- 1 cup (200 grams) jackfruit pods/segments – cleaned & deseeded
- 2 cups (480ml) thick coconut milk * see notes
- 1/2 cup (100grams) jaggery (adjust to taste)
- 2 tablespoons rice powder
- 1/2 teaspoon turmeric powder
- 1 cup water
- 5-6 pods of cardamom, husked & powdered
- 1/4 cup broken cashewnuts (optional)
- pinch of salt
1. Mix the rice flour & turmeric powder in 1 cup of water and keep undisturbed until the flour settles & you have clear water on top. This could take about 30 mins.

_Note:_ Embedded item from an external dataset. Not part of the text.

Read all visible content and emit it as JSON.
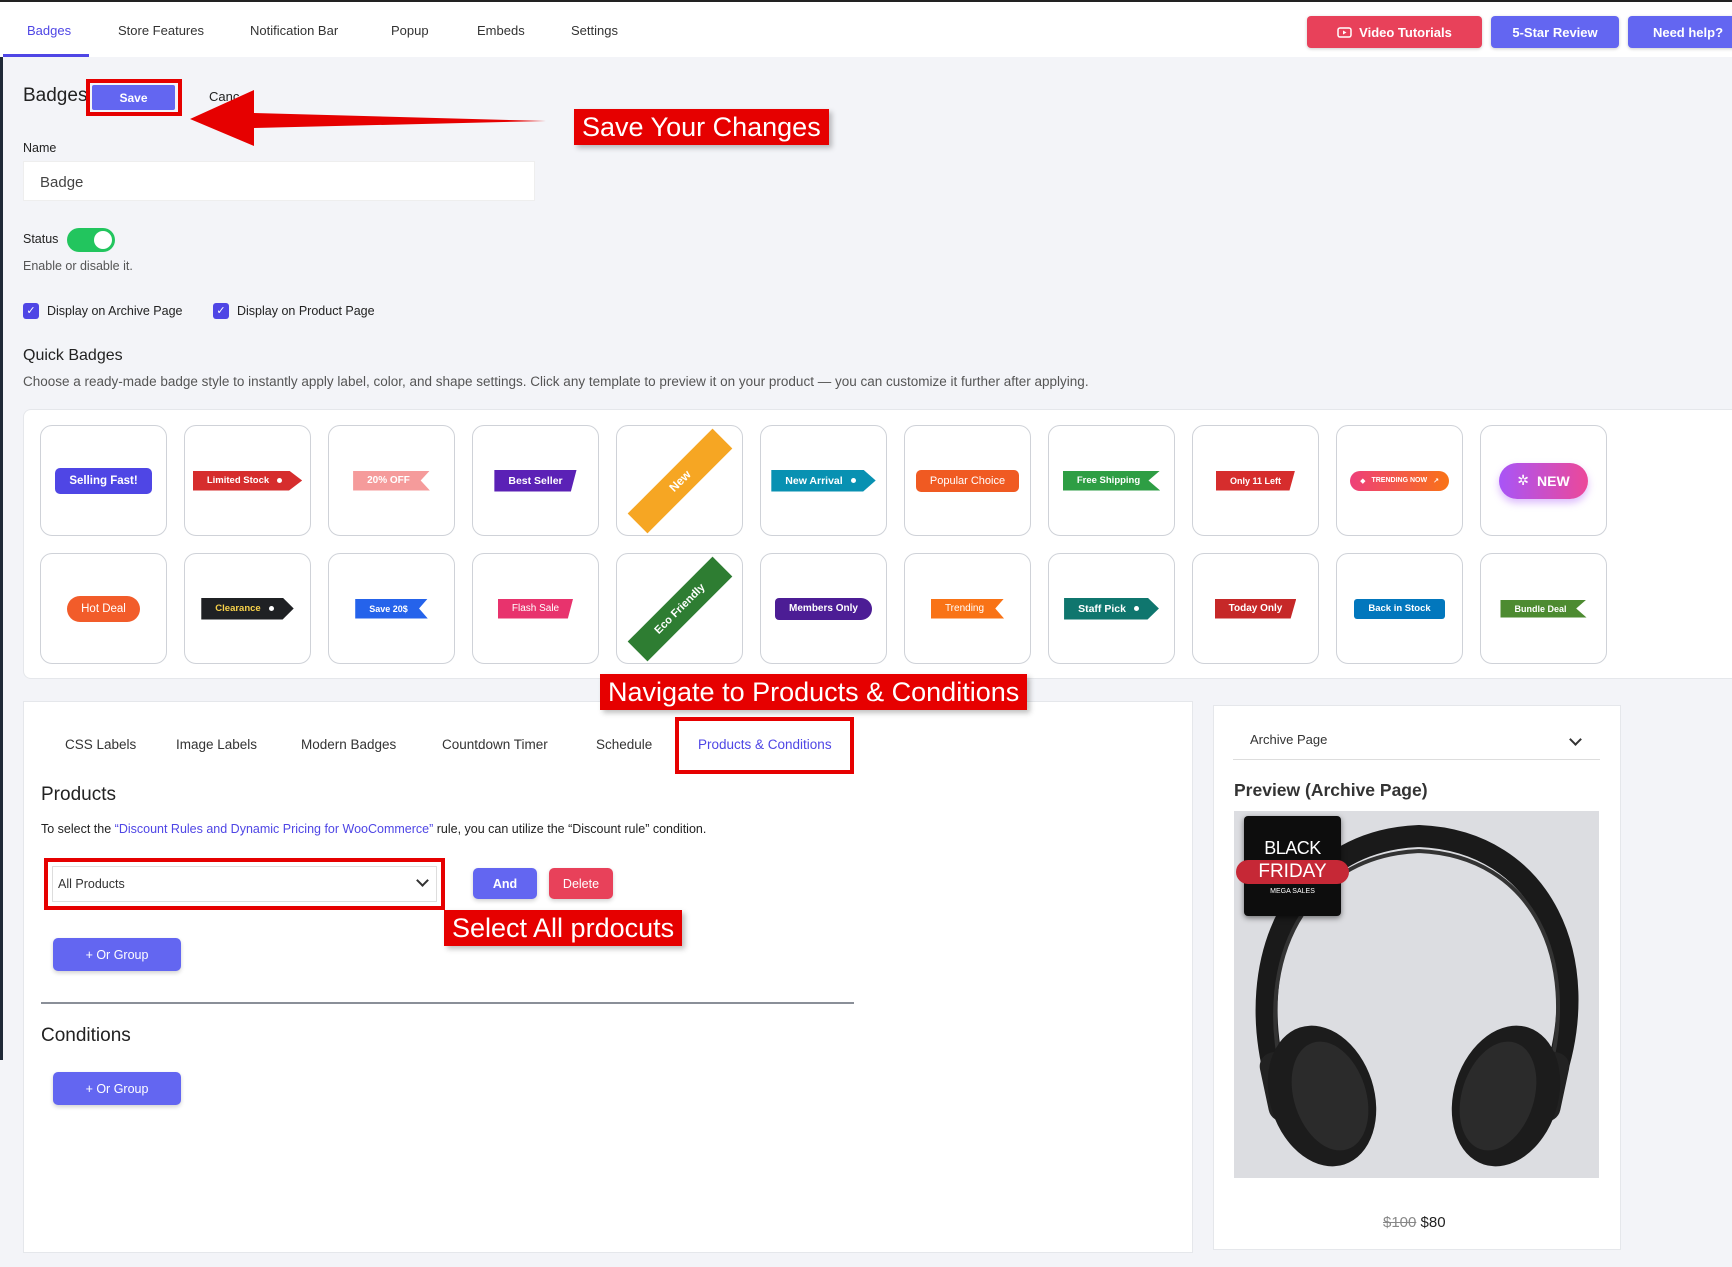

In the meanwhile cut the jackfruit pods into quarters (square pieces). Cook them (along with cashew nuts if using) in 3-4 tablespoons of water till tender. Keep aside.

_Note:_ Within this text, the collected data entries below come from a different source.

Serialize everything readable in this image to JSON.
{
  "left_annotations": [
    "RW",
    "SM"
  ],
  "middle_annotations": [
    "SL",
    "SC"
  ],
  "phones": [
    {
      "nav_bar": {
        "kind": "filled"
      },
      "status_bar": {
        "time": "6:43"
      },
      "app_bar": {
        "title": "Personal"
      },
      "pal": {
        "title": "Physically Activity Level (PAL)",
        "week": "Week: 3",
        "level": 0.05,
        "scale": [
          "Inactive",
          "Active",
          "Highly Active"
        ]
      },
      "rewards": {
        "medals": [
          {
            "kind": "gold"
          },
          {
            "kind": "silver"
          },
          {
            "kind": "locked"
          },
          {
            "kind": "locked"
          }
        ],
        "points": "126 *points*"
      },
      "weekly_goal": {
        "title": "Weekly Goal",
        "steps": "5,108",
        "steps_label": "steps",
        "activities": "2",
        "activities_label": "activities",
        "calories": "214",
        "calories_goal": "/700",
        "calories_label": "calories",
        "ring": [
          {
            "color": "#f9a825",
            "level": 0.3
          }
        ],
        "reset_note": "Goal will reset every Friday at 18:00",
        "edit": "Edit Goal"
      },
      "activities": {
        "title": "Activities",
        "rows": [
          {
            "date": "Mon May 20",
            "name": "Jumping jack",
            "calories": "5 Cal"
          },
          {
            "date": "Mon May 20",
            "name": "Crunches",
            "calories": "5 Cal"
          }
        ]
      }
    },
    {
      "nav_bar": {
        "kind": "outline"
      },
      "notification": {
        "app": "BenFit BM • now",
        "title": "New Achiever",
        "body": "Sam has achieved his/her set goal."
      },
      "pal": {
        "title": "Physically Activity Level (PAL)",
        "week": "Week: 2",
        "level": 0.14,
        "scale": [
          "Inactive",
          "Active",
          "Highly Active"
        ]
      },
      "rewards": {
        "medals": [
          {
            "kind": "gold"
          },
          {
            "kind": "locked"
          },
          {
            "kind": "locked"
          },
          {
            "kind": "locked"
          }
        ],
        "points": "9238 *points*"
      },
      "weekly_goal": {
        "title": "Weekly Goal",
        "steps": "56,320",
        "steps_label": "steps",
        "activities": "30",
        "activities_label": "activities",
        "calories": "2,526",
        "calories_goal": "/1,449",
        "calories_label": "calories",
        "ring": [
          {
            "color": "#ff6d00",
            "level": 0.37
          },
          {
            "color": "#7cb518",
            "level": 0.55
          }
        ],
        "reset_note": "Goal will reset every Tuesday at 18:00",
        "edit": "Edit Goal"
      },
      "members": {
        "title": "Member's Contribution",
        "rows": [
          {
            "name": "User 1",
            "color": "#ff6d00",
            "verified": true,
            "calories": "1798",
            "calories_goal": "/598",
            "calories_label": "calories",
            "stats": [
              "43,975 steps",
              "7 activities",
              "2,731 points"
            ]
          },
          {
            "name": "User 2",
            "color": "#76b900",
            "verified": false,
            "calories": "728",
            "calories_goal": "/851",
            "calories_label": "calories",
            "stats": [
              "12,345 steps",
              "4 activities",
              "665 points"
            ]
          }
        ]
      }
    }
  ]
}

2. In a heavy pan melt the jaggery with 2-3 tablespoons of water & strain through a fine sieve – this is to remove any sand or dust particles from the jaggery. *see notes
2. Bring the strained jaggery to a boil, simmer & add the soaked rice & turmeric paste – this will help to thicken the mixture. Add to it the cooked jackfruit pieces, pinch of salt and simmer for another minute.

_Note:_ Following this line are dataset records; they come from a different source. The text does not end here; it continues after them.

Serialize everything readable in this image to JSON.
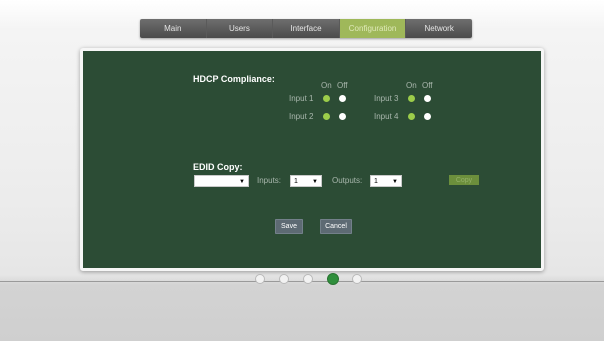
{
  "nav": {
    "tabs": [
      "Main",
      "Users",
      "Interface",
      "Configuration",
      "Network"
    ],
    "active": "Configuration"
  },
  "hdcp": {
    "title": "HDCP Compliance:",
    "on_label": "On",
    "off_label": "Off",
    "inputs": [
      {
        "label": "Input 1",
        "state": "on"
      },
      {
        "label": "Input 2",
        "state": "on"
      },
      {
        "label": "Input 3",
        "state": "on"
      },
      {
        "label": "Input 4",
        "state": "on"
      }
    ]
  },
  "edid": {
    "title": "EDID Copy:",
    "source_value": "",
    "inputs_label": "Inputs:",
    "inputs_value": "1",
    "outputs_label": "Outputs:",
    "outputs_value": "1",
    "copy_label": "Copy"
  },
  "actions": {
    "save_label": "Save",
    "cancel_label": "Cancel"
  },
  "pager": {
    "count": 5,
    "active_index": 3
  },
  "colors": {
    "panel": "#2c4c35",
    "accent": "#9fb85a",
    "radio_on": "#9ccd4a",
    "pager_active": "#2f8f3c"
  }
}
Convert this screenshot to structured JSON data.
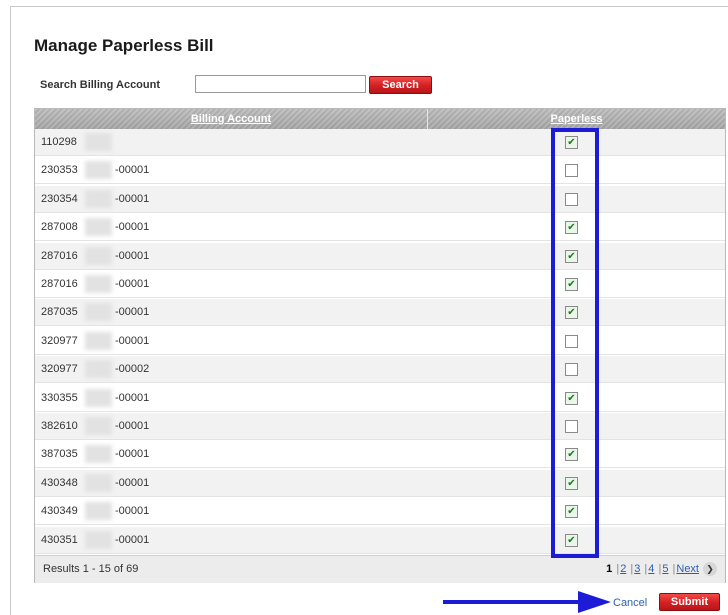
{
  "page": {
    "title": "Manage Paperless Bill"
  },
  "search": {
    "label": "Search Billing Account",
    "value": "",
    "placeholder": "",
    "button_label": "Search"
  },
  "table": {
    "headers": {
      "account": "Billing Account",
      "paperless": "Paperless"
    },
    "rows": [
      {
        "prefix": "110298",
        "suffix": "",
        "paperless": true
      },
      {
        "prefix": "230353",
        "suffix": "-00001",
        "paperless": false
      },
      {
        "prefix": "230354",
        "suffix": "-00001",
        "paperless": false
      },
      {
        "prefix": "287008",
        "suffix": "-00001",
        "paperless": true
      },
      {
        "prefix": "287016",
        "suffix": "-00001",
        "paperless": true
      },
      {
        "prefix": "287016",
        "suffix": "-00001",
        "paperless": true
      },
      {
        "prefix": "287035",
        "suffix": "-00001",
        "paperless": true
      },
      {
        "prefix": "320977",
        "suffix": "-00001",
        "paperless": false
      },
      {
        "prefix": "320977",
        "suffix": "-00002",
        "paperless": false
      },
      {
        "prefix": "330355",
        "suffix": "-00001",
        "paperless": true
      },
      {
        "prefix": "382610",
        "suffix": "-00001",
        "paperless": false
      },
      {
        "prefix": "387035",
        "suffix": "-00001",
        "paperless": true
      },
      {
        "prefix": "430348",
        "suffix": "-00001",
        "paperless": true
      },
      {
        "prefix": "430349",
        "suffix": "-00001",
        "paperless": true
      },
      {
        "prefix": "430351",
        "suffix": "-00001",
        "paperless": true
      }
    ],
    "results_text": "Results 1 - 15 of 69",
    "pager": {
      "current": "1",
      "pages": [
        "2",
        "3",
        "4",
        "5"
      ],
      "next_label": "Next"
    }
  },
  "actions": {
    "cancel_label": "Cancel",
    "submit_label": "Submit"
  },
  "colors": {
    "accent_red": "#d21f22",
    "annotation_blue": "#1c1cd6",
    "link_blue": "#2b5fb4"
  }
}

3. Pour in the coconut milk, powdered cardamom and simmer just until you see the bubbles appearing. Remove from flame.
4. Serve hot or cold & enjoy!
1. You can use coconut milk powder to make instant coconut milk instead of extracting fresh coconut milk which can be time consuming. Just mix 6-7 tablespoons of coconut milk powder (I used Maggi) to 1 cup warm water and mix to dissolve. Add more powder to achieve the desired thickness.
2. You may skip the step where you melt the jaggery & strain it and proceed to cook the jaggery pieces directly in the jaggery (with a few tablespoons of water if required).
3. The consistency of the payasam should be similar to custard (medium thickness). If you feel you have not achieved this you can add 1-2 teaspoons of cornflour (cornstarch) dissolved in a 1-2 tbsp warm water.